Sliding doors on each end, and my husband wants the main aisle to remain dirt.
*in our area, in the last couple years, there have been several break-ins. I lost a good saddle last January to a thief. I want my husband to build me a "hydraulic lift/locked cage-saddle rack" (I know it sounds nuts, but I refuse to lose another good saddle) I want it to lift into the upstairs storage section of the barn. : ) It would probably cost most people lots of money but not my husband... he has so much 'stuff' he said he probably has just about everything to make it now. He needs some good caging material to make it. It would have to be in the tack room he says, to allow it to come down enough to get the saddles off of it. Basicly, saddles would store in the space above the tack room, in a locked cage. out of sight and not accessible.
1. If we aren't foaling and I have no plans to do so- is there any other reason we would need a sliding door between two of the stalls?
2. I could use a small storage closet for tools. Our biggest horse is 16h/1200 lb QH, can I utilize any 10X10 stalls. (lots of people in our area use them)
3. How to best store feed and supplements. tack room will have a locked door, is there a better/more convenient way to store feed? I have a friend that uses an old freezer, it sits in the corner of the barn. Has gaskets that keep
out and is large enough to store all the bags of feed.
Is there anything I haven't considered or should do. This is our first barn, I want it to be right.
I think one of the big considerations when thinking of building a barn and taking in boarders is who is going to be doing the work? Is this going to be a full time job, big enough to warrant hiring someone or a two hr day job. Someone has to muck and bed stalls. You might want to consider that it's basically pasture care with a few stalls that are used briefly while the rider saddles up or as an infirmary. In that case the owner would be responsible for keeping the stall clean.

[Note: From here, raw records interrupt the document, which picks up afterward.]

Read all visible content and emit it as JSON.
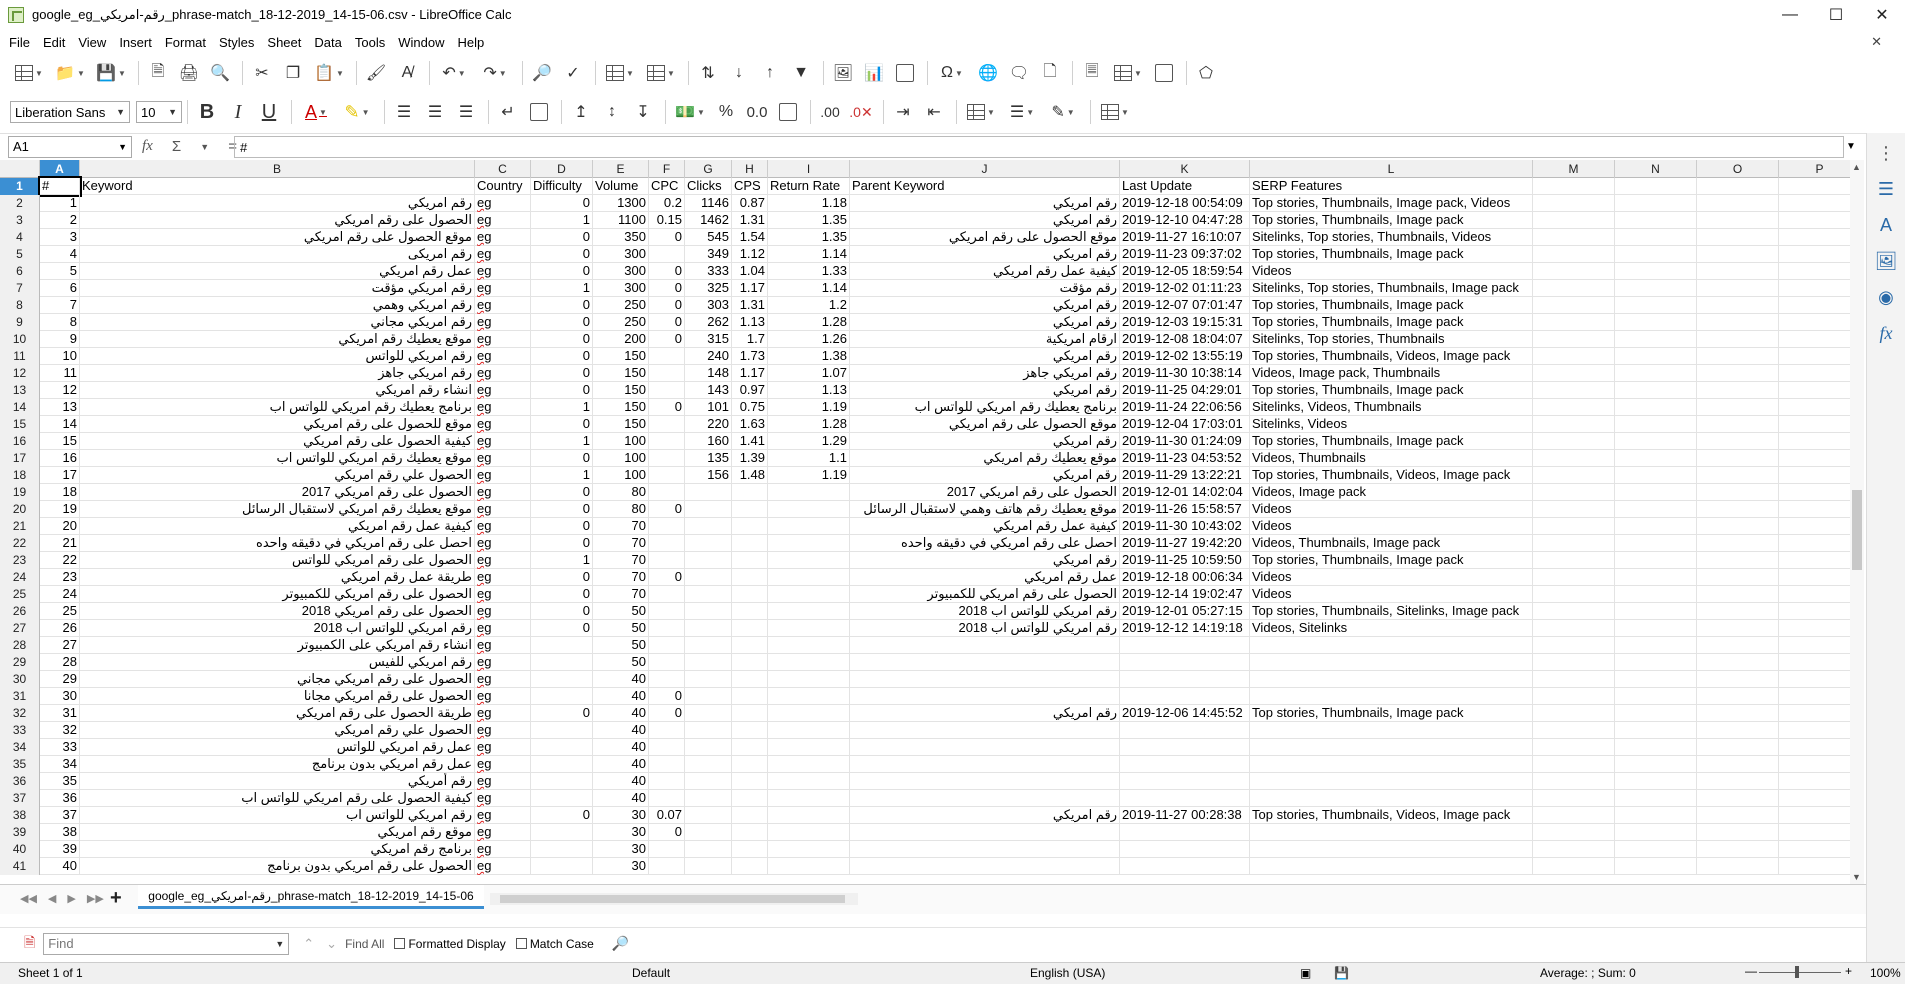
{
  "window": {
    "title": "google_eg_رقم-امريكي_phrase-match_18-12-2019_14-15-06.csv - LibreOffice Calc"
  },
  "menu": [
    "File",
    "Edit",
    "View",
    "Insert",
    "Format",
    "Styles",
    "Sheet",
    "Data",
    "Tools",
    "Window",
    "Help"
  ],
  "formatting": {
    "font_name": "Liberation Sans",
    "font_size": "10"
  },
  "formula_bar": {
    "cell_ref": "A1",
    "content": "#"
  },
  "columns": [
    {
      "letter": "A",
      "w": 40
    },
    {
      "letter": "B",
      "w": 395
    },
    {
      "letter": "C",
      "w": 56
    },
    {
      "letter": "D",
      "w": 62
    },
    {
      "letter": "E",
      "w": 56
    },
    {
      "letter": "F",
      "w": 36
    },
    {
      "letter": "G",
      "w": 47
    },
    {
      "letter": "H",
      "w": 36
    },
    {
      "letter": "I",
      "w": 82
    },
    {
      "letter": "J",
      "w": 270
    },
    {
      "letter": "K",
      "w": 130
    },
    {
      "letter": "L",
      "w": 283
    },
    {
      "letter": "M",
      "w": 82
    },
    {
      "letter": "N",
      "w": 82
    },
    {
      "letter": "O",
      "w": 82
    },
    {
      "letter": "P",
      "w": 82
    }
  ],
  "header_row": [
    "#",
    "Keyword",
    "Country",
    "Difficulty",
    "Volume",
    "CPC",
    "Clicks",
    "CPS",
    "Return Rate",
    "Parent Keyword",
    "Last Update",
    "SERP Features"
  ],
  "rows": [
    [
      "1",
      "رقم امريكي",
      "eg",
      "0",
      "1300",
      "0.2",
      "1146",
      "0.87",
      "1.18",
      "رقم امريكي",
      "2019-12-18 00:54:09",
      "Top stories, Thumbnails, Image pack, Videos"
    ],
    [
      "2",
      "الحصول على رقم امريكي",
      "eg",
      "1",
      "1100",
      "0.15",
      "1462",
      "1.31",
      "1.35",
      "رقم امريكي",
      "2019-12-10 04:47:28",
      "Top stories, Thumbnails, Image pack"
    ],
    [
      "3",
      "موقع الحصول على رقم امريكي",
      "eg",
      "0",
      "350",
      "0",
      "545",
      "1.54",
      "1.35",
      "موقع الحصول على رقم امريكي",
      "2019-11-27 16:10:07",
      "Sitelinks, Top stories, Thumbnails, Videos"
    ],
    [
      "4",
      "رقم امريكى",
      "eg",
      "0",
      "300",
      "",
      "349",
      "1.12",
      "1.14",
      "رقم امريكي",
      "2019-11-23 09:37:02",
      "Top stories, Thumbnails, Image pack"
    ],
    [
      "5",
      "عمل رقم امريكي",
      "eg",
      "0",
      "300",
      "0",
      "333",
      "1.04",
      "1.33",
      "كيفية عمل رقم امريكي",
      "2019-12-05 18:59:54",
      "Videos"
    ],
    [
      "6",
      "رقم امريكي مؤقت",
      "eg",
      "1",
      "300",
      "0",
      "325",
      "1.17",
      "1.14",
      "رقم مؤقت",
      "2019-12-02 01:11:23",
      "Sitelinks, Top stories, Thumbnails, Image pack"
    ],
    [
      "7",
      "رقم امريكي وهمي",
      "eg",
      "0",
      "250",
      "0",
      "303",
      "1.31",
      "1.2",
      "رقم امريكي",
      "2019-12-07 07:01:47",
      "Top stories, Thumbnails, Image pack"
    ],
    [
      "8",
      "رقم امريكي مجاني",
      "eg",
      "0",
      "250",
      "0",
      "262",
      "1.13",
      "1.28",
      "رقم امريكي",
      "2019-12-03 19:15:31",
      "Top stories, Thumbnails, Image pack"
    ],
    [
      "9",
      "موقع يعطيك رقم امريكي",
      "eg",
      "0",
      "200",
      "0",
      "315",
      "1.7",
      "1.26",
      "ارقام امريكية",
      "2019-12-08 18:04:07",
      "Sitelinks, Top stories, Thumbnails"
    ],
    [
      "10",
      "رقم امريكي للواتس",
      "eg",
      "0",
      "150",
      "",
      "240",
      "1.73",
      "1.38",
      "رقم امريكي",
      "2019-12-02 13:55:19",
      "Top stories, Thumbnails, Videos, Image pack"
    ],
    [
      "11",
      "رقم امريكي جاهز",
      "eg",
      "0",
      "150",
      "",
      "148",
      "1.17",
      "1.07",
      "رقم امريكي جاهز",
      "2019-11-30 10:38:14",
      "Videos, Image pack, Thumbnails"
    ],
    [
      "12",
      "انشاء رقم امريكي",
      "eg",
      "0",
      "150",
      "",
      "143",
      "0.97",
      "1.13",
      "رقم امريكي",
      "2019-11-25 04:29:01",
      "Top stories, Thumbnails, Image pack"
    ],
    [
      "13",
      "برنامج يعطيك رقم امريكي للواتس اب",
      "eg",
      "1",
      "150",
      "0",
      "101",
      "0.75",
      "1.19",
      "برنامج يعطيك رقم امريكي للواتس اب",
      "2019-11-24 22:06:56",
      "Sitelinks, Videos, Thumbnails"
    ],
    [
      "14",
      "موقع للحصول على رقم امريكي",
      "eg",
      "0",
      "150",
      "",
      "220",
      "1.63",
      "1.28",
      "موقع الحصول على رقم امريكي",
      "2019-12-04 17:03:01",
      "Sitelinks, Videos"
    ],
    [
      "15",
      "كيفية الحصول على رقم امريكي",
      "eg",
      "1",
      "100",
      "",
      "160",
      "1.41",
      "1.29",
      "رقم امريكي",
      "2019-11-30 01:24:09",
      "Top stories, Thumbnails, Image pack"
    ],
    [
      "16",
      "موقع يعطيك رقم امريكي للواتس اب",
      "eg",
      "0",
      "100",
      "",
      "135",
      "1.39",
      "1.1",
      "موقع يعطيك رقم امريكي",
      "2019-11-23 04:53:52",
      "Videos, Thumbnails"
    ],
    [
      "17",
      "الحصول علي رقم امريكي",
      "eg",
      "1",
      "100",
      "",
      "156",
      "1.48",
      "1.19",
      "رقم امريكي",
      "2019-11-29 13:22:21",
      "Top stories, Thumbnails, Videos, Image pack"
    ],
    [
      "18",
      "الحصول على رقم امريكي 2017",
      "eg",
      "0",
      "80",
      "",
      "",
      "",
      "",
      "الحصول على رقم امريكي 2017",
      "2019-12-01 14:02:04",
      "Videos, Image pack"
    ],
    [
      "19",
      "موقع يعطيك رقم امريكي لاستقبال الرسائل",
      "eg",
      "0",
      "80",
      "0",
      "",
      "",
      "",
      "موقع يعطيك رقم هاتف وهمي لاستقبال الرسائل",
      "2019-11-26 15:58:57",
      "Videos"
    ],
    [
      "20",
      "كيفية عمل رقم امريكي",
      "eg",
      "0",
      "70",
      "",
      "",
      "",
      "",
      "كيفية عمل رقم امريكي",
      "2019-11-30 10:43:02",
      "Videos"
    ],
    [
      "21",
      "احصل على رقم امريكي في دقيقه واحده",
      "eg",
      "0",
      "70",
      "",
      "",
      "",
      "",
      "احصل على رقم امريكي في دقيقه واحده",
      "2019-11-27 19:42:20",
      "Videos, Thumbnails, Image pack"
    ],
    [
      "22",
      "الحصول على رقم امريكي للواتس",
      "eg",
      "1",
      "70",
      "",
      "",
      "",
      "",
      "رقم امريكي",
      "2019-11-25 10:59:50",
      "Top stories, Thumbnails, Image pack"
    ],
    [
      "23",
      "طريقة عمل رقم امريكي",
      "eg",
      "0",
      "70",
      "0",
      "",
      "",
      "",
      "عمل رقم امريكي",
      "2019-12-18 00:06:34",
      "Videos"
    ],
    [
      "24",
      "الحصول على رقم امريكي للكمبيوتر",
      "eg",
      "0",
      "70",
      "",
      "",
      "",
      "",
      "الحصول على رقم امريكي للكمبيوتر",
      "2019-12-14 19:02:47",
      "Videos"
    ],
    [
      "25",
      "الحصول على رقم امريكي 2018",
      "eg",
      "0",
      "50",
      "",
      "",
      "",
      "",
      "رقم امريكي للواتس اب 2018",
      "2019-12-01 05:27:15",
      "Top stories, Thumbnails, Sitelinks, Image pack"
    ],
    [
      "26",
      "رقم امريكي للواتس اب 2018",
      "eg",
      "0",
      "50",
      "",
      "",
      "",
      "",
      "رقم امريكي للواتس اب 2018",
      "2019-12-12 14:19:18",
      "Videos, Sitelinks"
    ],
    [
      "27",
      "انشاء رقم امريكي على الكمبيوتر",
      "eg",
      "",
      "50",
      "",
      "",
      "",
      "",
      "",
      "",
      ""
    ],
    [
      "28",
      "رقم امريكي للفيس",
      "eg",
      "",
      "50",
      "",
      "",
      "",
      "",
      "",
      "",
      ""
    ],
    [
      "29",
      "الحصول على رقم امريكي مجاني",
      "eg",
      "",
      "40",
      "",
      "",
      "",
      "",
      "",
      "",
      ""
    ],
    [
      "30",
      "الحصول على رقم امريكي مجانا",
      "eg",
      "",
      "40",
      "0",
      "",
      "",
      "",
      "",
      "",
      ""
    ],
    [
      "31",
      "طريقة الحصول على رقم امريكي",
      "eg",
      "0",
      "40",
      "0",
      "",
      "",
      "",
      "رقم امريكي",
      "2019-12-06 14:45:52",
      "Top stories, Thumbnails, Image pack"
    ],
    [
      "32",
      "الحصول علي رقم امريكي",
      "eg",
      "",
      "40",
      "",
      "",
      "",
      "",
      "",
      "",
      ""
    ],
    [
      "33",
      "عمل رقم امريكي للواتس",
      "eg",
      "",
      "40",
      "",
      "",
      "",
      "",
      "",
      "",
      ""
    ],
    [
      "34",
      "عمل رقم امريكي بدون برنامج",
      "eg",
      "",
      "40",
      "",
      "",
      "",
      "",
      "",
      "",
      ""
    ],
    [
      "35",
      "رقم أمريكي",
      "eg",
      "",
      "40",
      "",
      "",
      "",
      "",
      "",
      "",
      ""
    ],
    [
      "36",
      "كيفية الحصول على رقم امريكي للواتس اب",
      "eg",
      "",
      "40",
      "",
      "",
      "",
      "",
      "",
      "",
      ""
    ],
    [
      "37",
      "رقم امريكي للواتس اب",
      "eg",
      "0",
      "30",
      "0.07",
      "",
      "",
      "",
      "رقم امريكي",
      "2019-11-27 00:28:38",
      "Top stories, Thumbnails, Videos, Image pack"
    ],
    [
      "38",
      "موقع رقم امريكي",
      "eg",
      "",
      "30",
      "0",
      "",
      "",
      "",
      "",
      "",
      ""
    ],
    [
      "39",
      "برنامج رقم امريكي",
      "eg",
      "",
      "30",
      "",
      "",
      "",
      "",
      "",
      "",
      ""
    ],
    [
      "40",
      "الحصول على رقم امريكي بدون برنامج",
      "eg",
      "",
      "30",
      "",
      "",
      "",
      "",
      "",
      "",
      ""
    ]
  ],
  "sheet_tab": "google_eg_رقم-امريكي_phrase-match_18-12-2019_14-15-06",
  "find": {
    "placeholder": "Find",
    "find_all": "Find All",
    "formatted_display": "Formatted Display",
    "match_case": "Match Case"
  },
  "status": {
    "sheet": "Sheet 1 of 1",
    "style": "Default",
    "language": "English (USA)",
    "summary": "Average: ; Sum: 0",
    "zoom": "100%"
  }
}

Ideally it would be full of part time boarders, with stall cleaning available. I would be doing everything myself. I only do 4 stalls on Sunday, but I used to do 7 and (If it wasn't a mud pit and I wasn't sick) it would take 4 hours, including the feeding and turn out of 20 horses.
Any opinions for arena footing? I wanted to appeal to both western and english riders, so I was planning on having an indoor dressage-size arena, and a larger outside one that could be used for western. I was thinking rubber would be good for inside, since it is dustless and that is a big concern inside, but I heard it was a no-slide footing, and that made it bad for western.
Put in an easier form:
Is rubber okay for a western arena?
Is pure rubber a good arena footing?
How deep should the rubber be?
What size should the outdoor be? I was told 150x300 is the minimum size for a western arena- is this true?
I know that they want it deep for western, but I was hoping to use an intemidiary depth to make it appealing to both.